The operator complied and also consented to a search of the vessel.

During the search, the law enforcement officers found three nylon sacks containing six brown packages containing marijuana.

While Edwards denied knowledge of the drug, Dember told the coast guard officers, “Officer, we just get a work.”

Dember and Edwards were charged and Dember pleaded guilty when he was arraigned before Senior Magistrate Rickie Burnett at the Kingstown Magistrate’s Court.

The magistrate transferred the case to the Serious Offences Court for sentencing.

In presenting the facts on Thursday, Senior Prosecutor Adolphus Delplesche told the court that Dember might have convictions in another jurisdiction.

He noted that Dember had given that information to police.

The prosecutor said that the prosecution was asking for an opportunity to verify that information so that the court could properly sentence Dember.

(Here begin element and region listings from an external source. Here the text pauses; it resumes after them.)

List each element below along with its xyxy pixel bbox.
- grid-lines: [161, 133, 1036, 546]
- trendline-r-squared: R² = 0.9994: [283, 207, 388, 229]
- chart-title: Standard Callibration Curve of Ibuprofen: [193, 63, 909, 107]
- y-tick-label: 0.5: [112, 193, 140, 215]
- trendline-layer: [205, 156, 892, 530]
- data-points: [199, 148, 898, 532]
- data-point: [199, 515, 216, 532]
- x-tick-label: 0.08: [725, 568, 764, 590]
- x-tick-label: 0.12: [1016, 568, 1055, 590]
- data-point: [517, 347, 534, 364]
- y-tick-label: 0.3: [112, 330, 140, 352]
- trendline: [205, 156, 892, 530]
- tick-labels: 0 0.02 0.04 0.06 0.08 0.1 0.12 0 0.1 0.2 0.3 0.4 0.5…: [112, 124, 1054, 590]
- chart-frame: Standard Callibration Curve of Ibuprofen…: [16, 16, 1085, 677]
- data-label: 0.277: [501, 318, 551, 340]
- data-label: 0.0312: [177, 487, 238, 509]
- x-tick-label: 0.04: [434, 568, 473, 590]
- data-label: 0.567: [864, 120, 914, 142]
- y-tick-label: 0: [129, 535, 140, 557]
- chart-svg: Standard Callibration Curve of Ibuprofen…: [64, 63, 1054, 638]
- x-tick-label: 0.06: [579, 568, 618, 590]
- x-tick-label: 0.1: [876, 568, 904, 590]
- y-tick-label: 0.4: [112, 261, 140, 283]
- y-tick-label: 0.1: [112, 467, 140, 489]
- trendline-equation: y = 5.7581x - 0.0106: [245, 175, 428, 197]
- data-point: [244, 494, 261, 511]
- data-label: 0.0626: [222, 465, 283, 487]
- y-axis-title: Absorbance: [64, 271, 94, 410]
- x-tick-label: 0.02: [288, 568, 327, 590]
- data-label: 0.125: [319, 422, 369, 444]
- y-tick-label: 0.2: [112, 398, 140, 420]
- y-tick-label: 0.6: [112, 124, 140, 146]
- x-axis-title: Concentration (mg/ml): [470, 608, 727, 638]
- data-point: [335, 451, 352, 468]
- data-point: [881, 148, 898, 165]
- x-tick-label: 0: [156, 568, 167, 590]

But defence counsel, Grant Connell, noted that when his client appeared before Burnett, the facts were read and he had already offered mitigation on behalf of his client.

“It was put off to the next day and the magistrate took the Pontius Pilate approach. What is your role? Crucifier?” the lawyer told the chief magistrate.

Delplesche confirmed to the court what Grant had said, but noted that the law provides for a case to be transferred anytime before sentencing.

But the defence said that he had no objection to the senior magistrate recusing himself from the case at the inception.

He said it can’t be fair for his client to go back to jail in the circumstances while awaiting a response from Interpol “in this .com era”.

“We are in the inbox, they are in the post box,” he said, referring to the police.

But the magistrate rejected the assertion that the police are still in the post box era, saying that soon, the police would be at the stage where they can pull up a person’s record digitally in court, as Connell had suggested.

Dember returns to court on Tuesday, Aug. 7.